Posted by Glennf at 2:01 PM | TrackBack

August 24, 2006

What I Learn When I Interview

By Glenn Fleishman

Creativetoy 1912 24384850I was talking to a fellow in Australia for an article I’m writing for The Economist, and he started talking about a Heath Robertson machine. I had to stop and think—who is Heath Robertson? Do I know a Mr. Robertson? Did he invent some part I should know about? The fellow stopped and said, “Oh, do you call it that in America? We call something that has many parts—like the game Mousetrap.” I said, “We call that a Rube Goldberg machine in America.”

Posted by Glennf at 8:28 PM | TrackBack

August 21, 2006

J.L. or J.Lo?

By Glenn Fleishman


J.L. or J.Lo?
Click the photo to see larger sizes.
What we found behind the walls in the basement.

Posted by Glennf at 7:57 PM | TrackBack

August 19, 2006

Happy Birthday, Ben

By Glenn Fleishman


Happy Birthday, Ben
Click the photo to see larger sizes.
Ben turns 2.

Posted by Glennf at 1:31 PM | TrackBack

August 10, 2006

Frank and Ernest Creator Thaves Dies

By Glenn Fleishman

Bob Thaves, the fellow behind the extremely benign, punny, and unusually funny comic strip Frank and Ernest died last week. I interviewed Thaves in August 1998 for a feature in the New York Times about the effect of the Internet on cartoonists. The piece led to four other articles on cartooning, three of which were about The Cartoon Bank or New Yorker cartoons.

I spoke to Thaves and his daughter Sara back in 1998 about the strip. Here are some rough verbatim notes from the conversation.

While Scott Adams is widely credited with being the first cartoonist to put an email address into a daily strip, he was syndicated in relatively few papers at the time—150, according to the article I wrote, based on information he and his syndicate gave me. Thaves, in contrast, was in well over 1,000 newspapers when he added an address. The mailbox exploded.

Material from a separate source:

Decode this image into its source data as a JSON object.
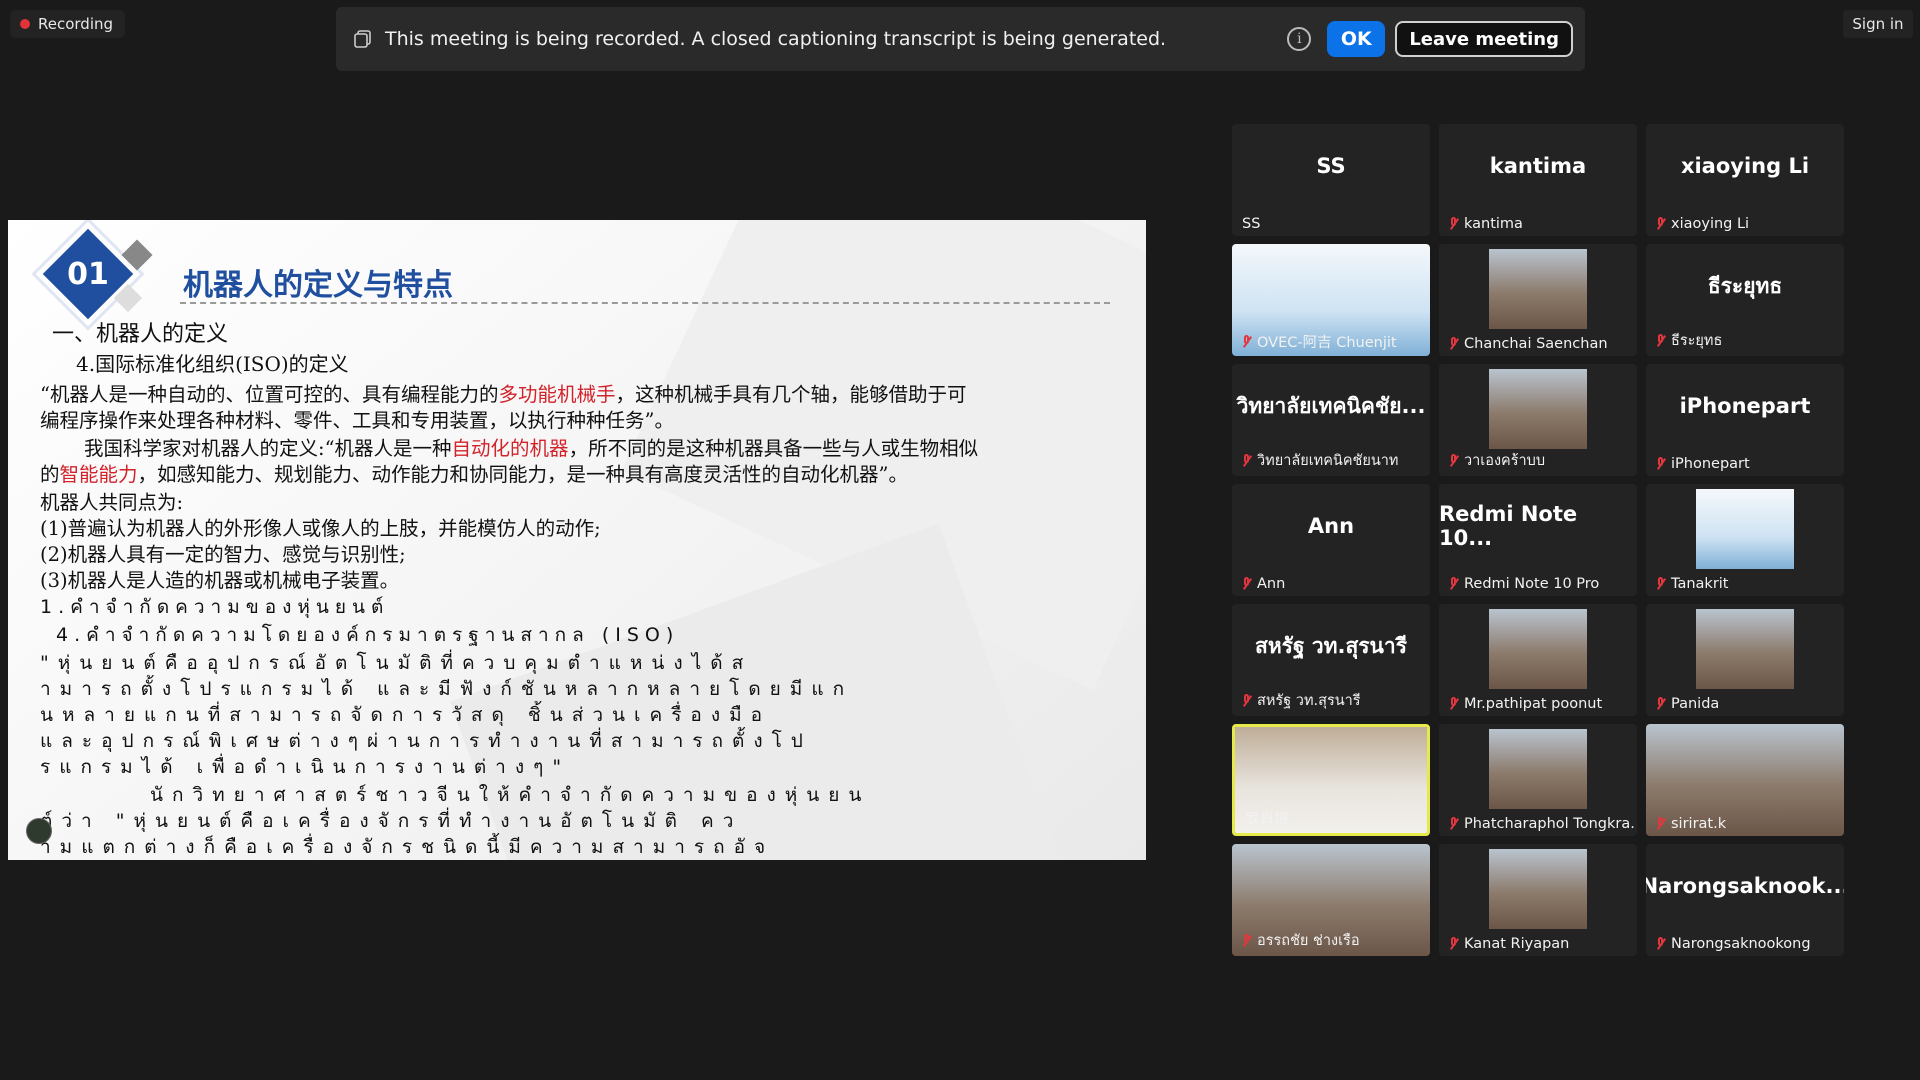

The cartoonist received thousands of email messages. Thaves said, “We had not anticipated that there would be that big a response. … it was the first strip in over a thousand papers… one of the first chances for people to communicate with a strip’s creator.”

At the time, Thaves didn’t want to broadcast that his kids, Sara and his son Tom (who is now taking over the strip entirely), were answering email on his behalf, as he didn’t want to disrupt the relationship he had over decades with his readers.

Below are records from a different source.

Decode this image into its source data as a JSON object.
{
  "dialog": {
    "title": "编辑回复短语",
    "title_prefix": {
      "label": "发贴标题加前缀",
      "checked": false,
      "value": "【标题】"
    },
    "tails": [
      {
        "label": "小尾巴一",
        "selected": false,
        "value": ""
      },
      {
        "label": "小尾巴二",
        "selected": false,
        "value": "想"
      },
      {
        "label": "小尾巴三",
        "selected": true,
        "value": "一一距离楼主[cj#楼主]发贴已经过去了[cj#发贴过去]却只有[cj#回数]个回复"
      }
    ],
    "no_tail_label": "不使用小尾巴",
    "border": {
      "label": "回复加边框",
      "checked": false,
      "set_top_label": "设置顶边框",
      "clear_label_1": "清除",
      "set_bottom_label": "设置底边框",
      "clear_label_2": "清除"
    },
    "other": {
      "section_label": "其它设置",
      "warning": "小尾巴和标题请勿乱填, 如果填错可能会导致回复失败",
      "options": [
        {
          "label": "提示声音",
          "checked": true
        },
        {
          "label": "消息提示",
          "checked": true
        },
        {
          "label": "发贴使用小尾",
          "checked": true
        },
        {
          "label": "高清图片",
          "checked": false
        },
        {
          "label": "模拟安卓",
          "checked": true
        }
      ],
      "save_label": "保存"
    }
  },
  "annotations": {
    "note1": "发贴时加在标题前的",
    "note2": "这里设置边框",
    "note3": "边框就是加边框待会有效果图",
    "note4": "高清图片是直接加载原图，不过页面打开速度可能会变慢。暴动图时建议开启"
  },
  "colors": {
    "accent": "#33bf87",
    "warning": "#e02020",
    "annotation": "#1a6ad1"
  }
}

Sara Thaves said a few prescient things back in 1998: “The newspaper will continue to be the medium for the foreseeable future. The Web will not provide comparable revenue [yet]. The newspaper market in general…has a real challenge in front of them.” Truer words never spoken. I still don’t see a revenue stream good enough to support more than a handful of online-only cartoonists, although it’s the combination of print and online that has made more daily strip artists more successful.

She also noted, “[the] key opportunity is to capitalize on the fact that the Web is distinct from the newspaper. The same people will use both, the same people will see both. The challenge for comic properties to be successful on the Internet, is to find a way to bridge the newspaper and the Web.”

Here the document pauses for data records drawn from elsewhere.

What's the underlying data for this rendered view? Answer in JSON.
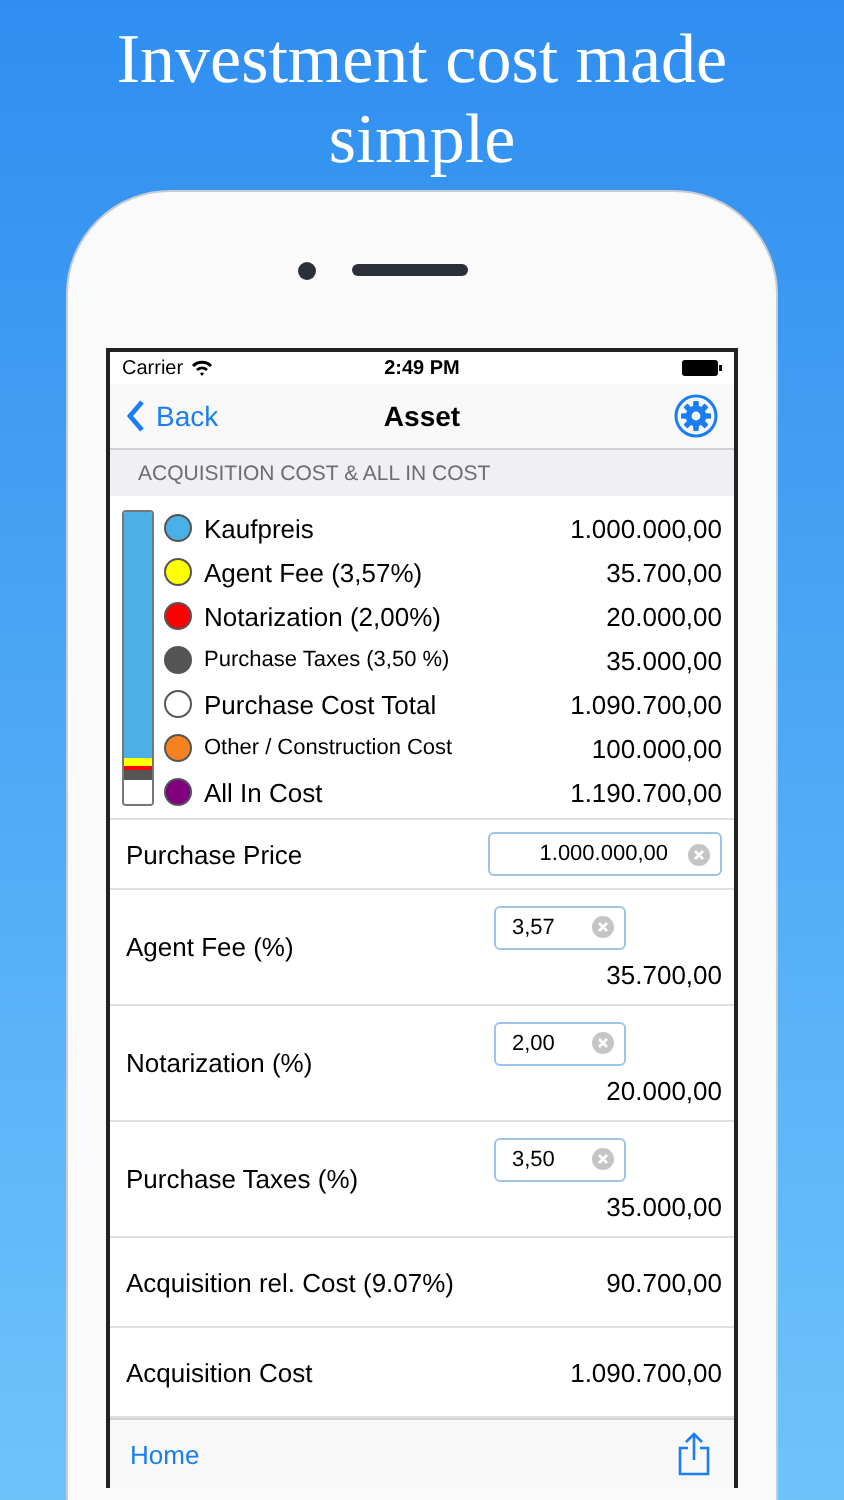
{
  "headline": "Investment cost made simple",
  "status_bar": {
    "carrier": "Carrier",
    "time": "2:49 PM"
  },
  "nav": {
    "back": "Back",
    "title": "Asset"
  },
  "section_header": "ACQUISITION COST & ALL IN COST",
  "legend": [
    {
      "label": "Kaufpreis",
      "value": "1.000.000,00",
      "color": "#4ab0e6",
      "kind": "part",
      "small": false
    },
    {
      "label": "Agent Fee (3,57%)",
      "value": "35.700,00",
      "color": "#ffff00",
      "kind": "part",
      "small": false
    },
    {
      "label": "Notarization (2,00%)",
      "value": "20.000,00",
      "color": "#ff0000",
      "kind": "part",
      "small": false
    },
    {
      "label": "Purchase Taxes (3,50 %)",
      "value": "35.000,00",
      "color": "#555555",
      "kind": "part",
      "small": true
    },
    {
      "label": "Purchase Cost Total",
      "value": "1.090.700,00",
      "color": "#ffffff",
      "kind": "total",
      "small": false
    },
    {
      "label": "Other / Construction Cost",
      "value": "100.000,00",
      "color": "#f58220",
      "kind": "extra",
      "small": true
    },
    {
      "label": "All In Cost",
      "value": "1.190.700,00",
      "color": "#800080",
      "kind": "total",
      "small": false
    }
  ],
  "form": [
    {
      "kind": "input-wide",
      "label": "Purchase Price",
      "input": "1.000.000,00"
    },
    {
      "kind": "input-result",
      "label": "Agent Fee (%)",
      "input": "3,57",
      "result": "35.700,00"
    },
    {
      "kind": "input-result",
      "label": "Notarization (%)",
      "input": "2,00",
      "result": "20.000,00"
    },
    {
      "kind": "input-result",
      "label": "Purchase Taxes (%)",
      "input": "3,50",
      "result": "35.000,00"
    },
    {
      "kind": "value",
      "label": "Acquisition rel. Cost (9.07%)",
      "result": "90.700,00"
    },
    {
      "kind": "value",
      "label": "Acquisition Cost",
      "result": "1.090.700,00"
    }
  ],
  "toolbar": {
    "home": "Home"
  }
}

Bob was fascinated by the potential for three-dimensional comics and immersive environments. He said, “I have read the comics all my life., and when I was a kid, and when reading the Sunday comics, somebody had said to me…now you can turn to the computer…and move right into that Sunday comic page, and suddenly you are surrounded by it,…and now you can walk around in it. See from different perspective, and see different elements of it environmentally.”